Michelle Obama

Michelle Obama Opens Up About What She Hated Being Asked as a Teen

"Growth comes with difference," Michelle Obama advised her teenage audience

In this June 28, 2020, screengrab, Michelle Obama is seen during the 2020 BET Awards. The 20th annual BET Awards was held virtually due to restrictions to slow the spread of COVID-19.
BET Awards 2020/Getty Images via Getty Images

During an Instagram interview with Zaya Wade, Dwyane Wade's daughter, Michelle Obama shared some poignant advice for teenagers about personal growth.

The former first lady and author of “Becoming” revealed that the first thing she’d tell young people is to “be patient with yourself.”

“All young people are trying on different versions, different voices — they’re learning more about their intellect, learning about what they love, what they’re good at, what they like,” Obama said. “This is the period of exploration, right?”

She said that when she was a teen and adults asked her the age-old question of what she wanted to be, she hated it — because a 13-year-old's job isn’t to have all the answers, but to instead give themselves the space to figure things out.

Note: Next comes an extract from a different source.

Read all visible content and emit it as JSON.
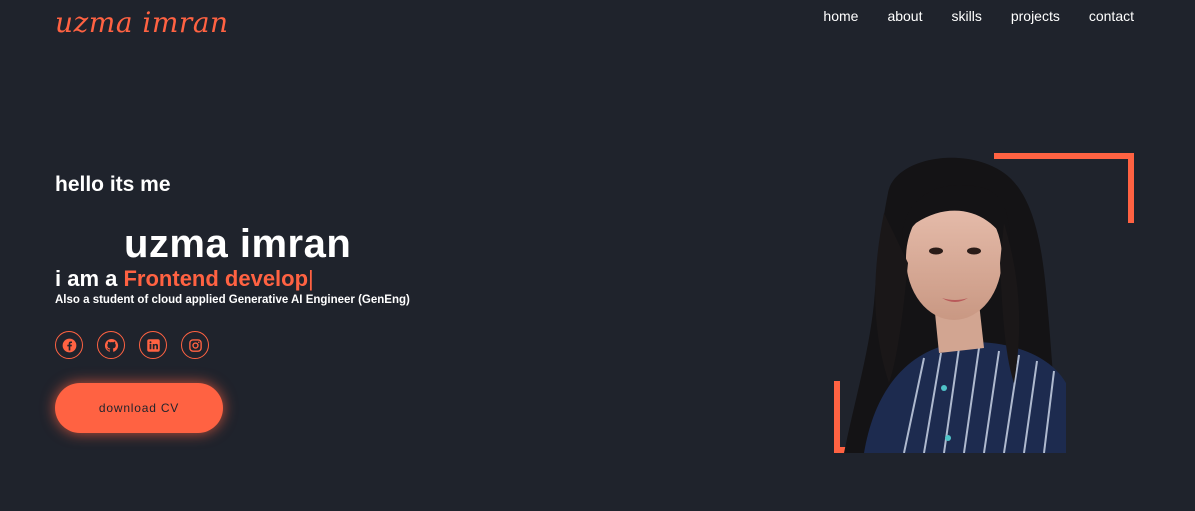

Part of that process is experimenting and connecting with a range of friends, Obama said, especially those who, on a surface-level, seem different from you.

"Teenagers are comfortable in their sameness. A lot of times they like to be in their clique, right? They like to be around people who look like them, who act like them, who like the same things,” Obama explained. "But what we do know is that growth comes with difference. Growth comes when you try on something new and you learn from that.”

These sentiments resonated with 13-year-old Wade, who's already had her own revelations about friendship. At one point, she shared, she only wanted to hang out with people who seemed similar to her. But now, her best friend of four years is "very different," and she couldn't be happier that she didn't let those differences come between them.

"Getting a different perspective from someone who isn’t like you really helps," Wade said. "It definitely helped me in becoming me and defining my truth. And she actually really helped me to become a better ‘myself.'"

More than anything, Obama hopes that teenagers "learn how to do something new...and things that make you uncomfortable."

"No matter how confident you feel, by the time you're my age — almost 60 — you will have tried on so many different versions of yourself," she said. "Hopefully I have more things to try on. So the journey of learning and becoming who you are — it never ends."